CALGARY, Alta. — Canadian Pacific is bringing back its iconic beaver logo as it looks to the future, while re-connecting with its past.

"I am excited to say that 'the beaver is back," says Keith Creel, CP President and CEO. "Thanks to a lot of hard work in the last few years, we have taken our rightful place as an industry leader and the time is right to re-connect with our past by bringing back this iconic symbol for Canada, and for CP."

​The logo combines two elements: the bold and modern red CP logo mark that has been in use since 2012, and the striking gold heritage shield that features the beaver, Canada's official symbol for sovereignty. The CP logo mark, with its clean and crisp design will continue to be used as it symbolizes the strength of CP's foundations, expresses confidence in moving forward and speaks to the simplicity and elegance of the railway's operating model.

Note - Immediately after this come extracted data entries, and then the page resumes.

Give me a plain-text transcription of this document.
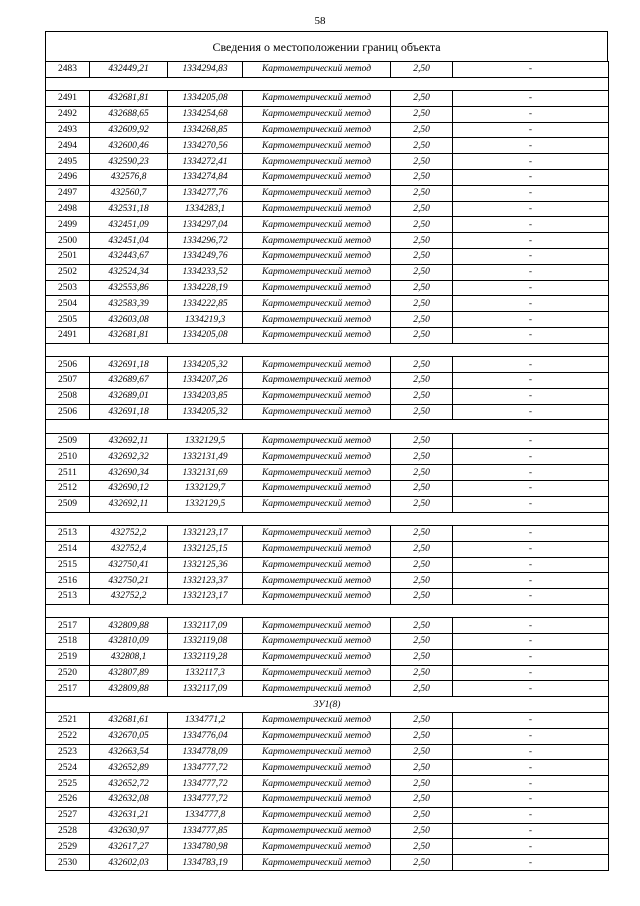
58
Сведения о местоположении границ объекта
2483	432449,21	1334294,83	Картометрический метод	2,50	-

2491	432681,81	1334205,08	Картометрический метод	2,50	-
2492	432688,65	1334254,68	Картометрический метод	2,50	-
2493	432609,92	1334268,85	Картометрический метод	2,50	-
2494	432600,46	1334270,56	Картометрический метод	2,50	-
2495	432590,23	1334272,41	Картометрический метод	2,50	-
2496	432576,8	1334274,84	Картометрический метод	2,50	-
2497	432560,7	1334277,76	Картометрический метод	2,50	-
2498	432531,18	1334283,1	Картометрический метод	2,50	-
2499	432451,09	1334297,04	Картометрический метод	2,50	-
2500	432451,04	1334296,72	Картометрический метод	2,50	-
2501	432443,67	1334249,76	Картометрический метод	2,50	-
2502	432524,34	1334233,52	Картометрический метод	2,50	-
2503	432553,86	1334228,19	Картометрический метод	2,50	-
2504	432583,39	1334222,85	Картометрический метод	2,50	-
2505	432603,08	1334219,3	Картометрический метод	2,50	-
2491	432681,81	1334205,08	Картометрический метод	2,50	-

2506	432691,18	1334205,32	Картометрический метод	2,50	-
2507	432689,67	1334207,26	Картометрический метод	2,50	-
2508	432689,01	1334203,85	Картометрический метод	2,50	-
2506	432691,18	1334205,32	Картометрический метод	2,50	-

2509	432692,11	1332129,5	Картометрический метод	2,50	-
2510	432692,32	1332131,49	Картометрический метод	2,50	-
2511	432690,34	1332131,69	Картометрический метод	2,50	-
2512	432690,12	1332129,7	Картометрический метод	2,50	-
2509	432692,11	1332129,5	Картометрический метод	2,50	-

2513	432752,2	1332123,17	Картометрический метод	2,50	-
2514	432752,4	1332125,15	Картометрический метод	2,50	-
2515	432750,41	1332125,36	Картометрический метод	2,50	-
2516	432750,21	1332123,37	Картометрический метод	2,50	-
2513	432752,2	1332123,17	Картометрический метод	2,50	-

2517	432809,88	1332117,09	Картометрический метод	2,50	-
2518	432810,09	1332119,08	Картометрический метод	2,50	-
2519	432808,1	1332119,28	Картометрический метод	2,50	-
2520	432807,89	1332117,3	Картометрический метод	2,50	-
2517	432809,88	1332117,09	Картометрический метод	2,50	-
ЗУ1(8)					
2521	432681,61	1334771,2	Картометрический метод	2,50	-
2522	432670,05	1334776,04	Картометрический метод	2,50	-
2523	432663,54	1334778,09	Картометрический метод	2,50	-
2524	432652,89	1334777,72	Картометрический метод	2,50	-
2525	432652,72	1334777,72	Картометрический метод	2,50	-
2526	432632,08	1334777,72	Картометрический метод	2,50	-
2527	432631,21	1334777,8	Картометрический метод	2,50	-
2528	432630,97	1334777,85	Картометрический метод	2,50	-
2529	432617,27	1334780,98	Картометрический метод	2,50	-
2530	432602,03	1334783,19	Картометрический метод	2,50	-
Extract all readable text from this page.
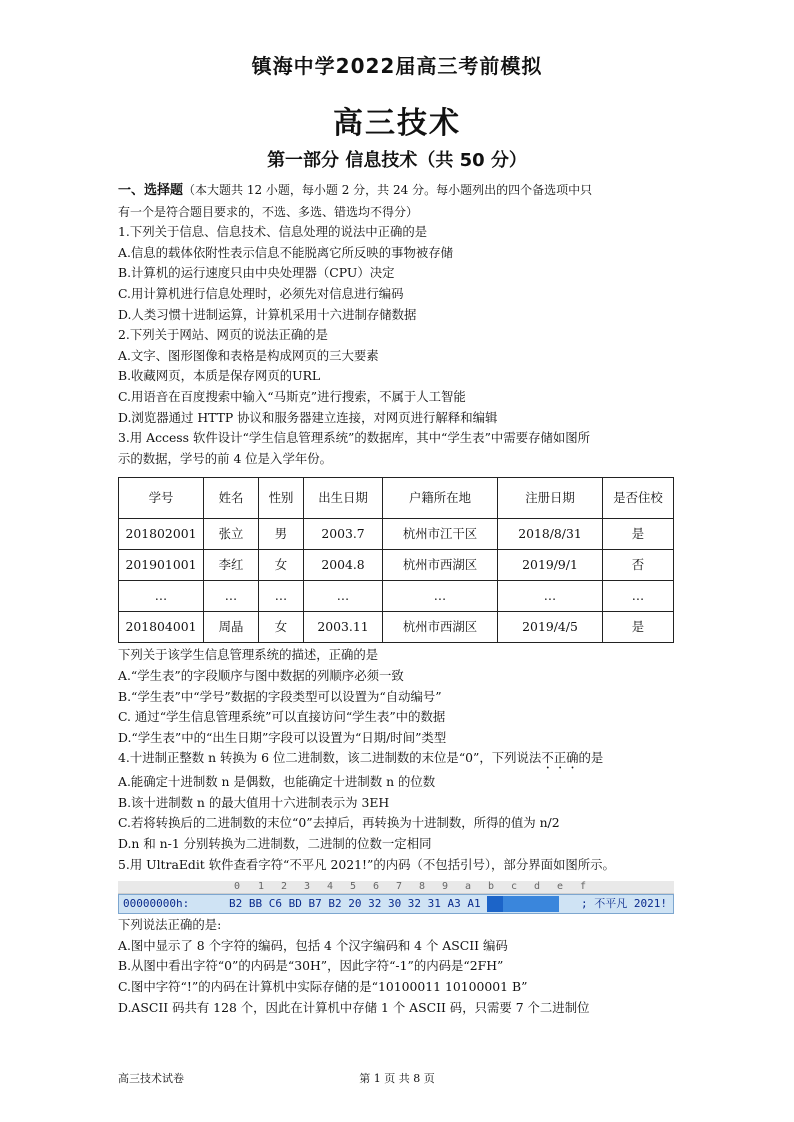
镇海中学2022届高三考前模拟
高三技术
第一部分 信息技术（共 50 分）
一、选择题（本大题共 12 小题，每小题 2 分，共 24 分。每小题列出的四个备选项中只
有一个是符合题目要求的，不选、多选、错选均不得分）
1.下列关于信息、信息技术、信息处理的说法中正确的是
A.信息的载体依附性表示信息不能脱离它所反映的事物被存储
B.计算机的运行速度只由中央处理器（CPU）决定
C.用计算机进行信息处理时，必须先对信息进行编码
D.人类习惯十进制运算，计算机采用十六进制存储数据
2.下列关于网站、网页的说法正确的是
A.文字、图形图像和表格是构成网页的三大要素
B.收藏网页，本质是保存网页的URL
C.用语音在百度搜索中输入“马斯克”进行搜索，不属于人工智能
D.浏览器通过 HTTP 协议和服务器建立连接，对网页进行解释和编辑
3.用 Access 软件设计“学生信息管理系统”的数据库，其中“学生表”中需要存储如图所
示的数据，学号的前 4 位是入学年份。
学号	姓名	性别	出生日期	户籍所在地	注册日期	是否住校
201802001	张立	男	2003.7	杭州市江干区	2018/8/31	是
201901001	李红	女	2004.8	杭州市西湖区	2019/9/1	否
…	…	…	…	…	…	…
201804001	周晶	女	2003.11	杭州市西湖区	2019/4/5	是
下列关于该学生信息管理系统的描述，正确的是
A.“学生表”的字段顺序与图中数据的列顺序必须一致
B.“学生表”中“学号”数据的字段类型可以设置为“自动编号”
C. 通过“学生信息管理系统”可以直接访问“学生表”中的数据
D.“学生表”中的“出生日期”字段可以设置为“日期/时间”类型
4.十进制正整数 n 转换为 6 位二进制数，该二进制数的末位是“0”，下列说法不正确的是
A.能确定十进制数 n 是偶数，也能确定十进制数 n 的位数
B.该十进制数 n 的最大值用十六进制表示为 3EH
C.若将转换后的二进制数的末位“0”去掉后，再转换为十进制数，所得的值为 n/2
D.n 和 n-1 分别转换为二进制数，二进制的位数一定相同
5.用 UltraEdit 软件查看字符“不平凡 2021!”的内码（不包括引号），部分界面如图所示。
0 1 2 3 4 5 6 7 8 9 a b c d e f
00000000h:	B2 BB C6 BD B7 B2 20 32 30 32 31 A3 A1	; 不平凡 2021!
下列说法正确的是:
A.图中显示了 8 个字符的编码，包括 4 个汉字编码和 4 个 ASCII 编码
B.从图中看出字符“0”的内码是“30H”，因此字符“-1”的内码是“2FH”
C.图中字符“!”的内码在计算机中实际存储的是“10100011 10100001 B”
D.ASCII 码共有 128 个，因此在计算机中存储 1 个 ASCII 码，只需要 7 个二进制位
高三技术试卷	第 1 页 共 8 页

"The people that work and have worked for this company and their families have a level of pride, commitment and professionalism for this company that is unrivaled," Creel said. "I am extremely proud and honored to work alongside each and every one of these railroaders as we move toward our bright future."

The new logo renews Canadians' and employees' sense of pride in the company that connected a nation, and that connected a nation with the rest of the world. The beaver and the maple leaf are Canada's national symbols, and justifiably, represent CP's leading position in Canada's past, present and future.

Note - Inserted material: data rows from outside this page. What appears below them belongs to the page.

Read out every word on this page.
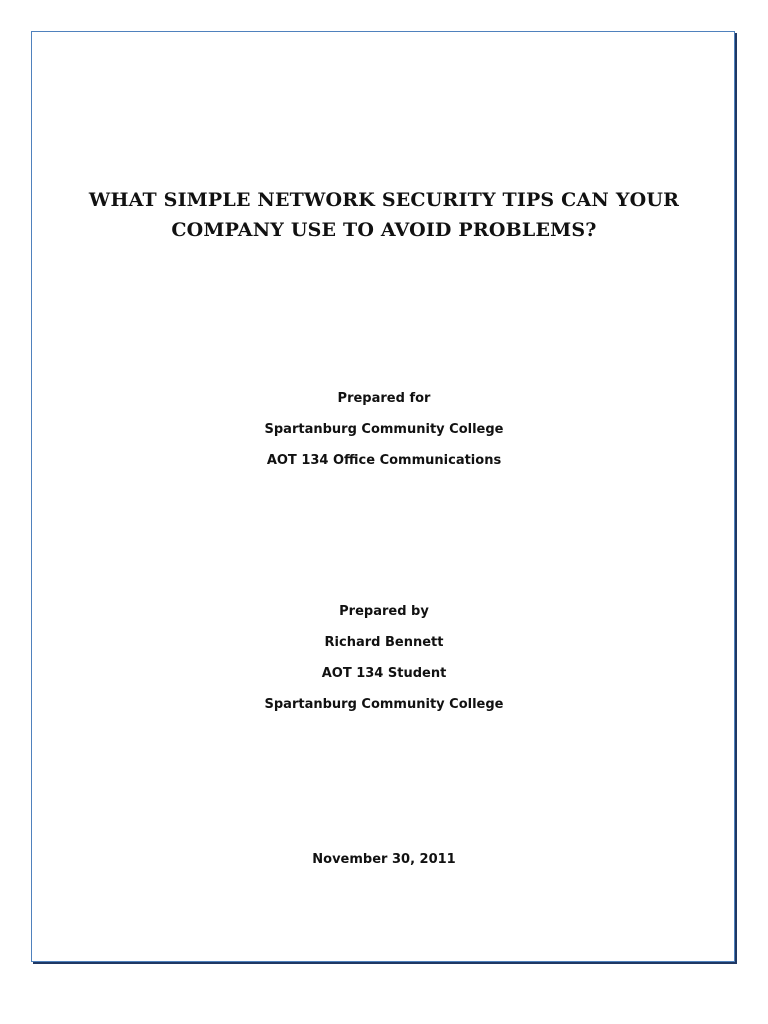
WHAT SIMPLE NETWORK SECURITY TIPS CAN YOUR
COMPANY USE TO AVOID PROBLEMS?
Prepared for
Spartanburg Community College
AOT 134 Office Communications
Prepared by
Richard Bennett
AOT 134 Student
Spartanburg Community College
November 30, 2011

With 2017 marking the year Canada turns 150, there is no better time to bring the beaver back.

"2017 is an exciting year for Canada and for CP as we re-connect with our past and continue to build for the future," Creel said. "I join our employees across the network in enthusiastically welcoming back the beaver, a symbol our company first adopted in 1886 as the first transcontinental trains began service to the west from Montreal and Toronto."​

"We take pride in our past and look to the future with the same boldness, ambition and innovation that drove the creation of the railway in the first place," Creel said.

— A Canadian Pacific news release, Feb. 21, 2017.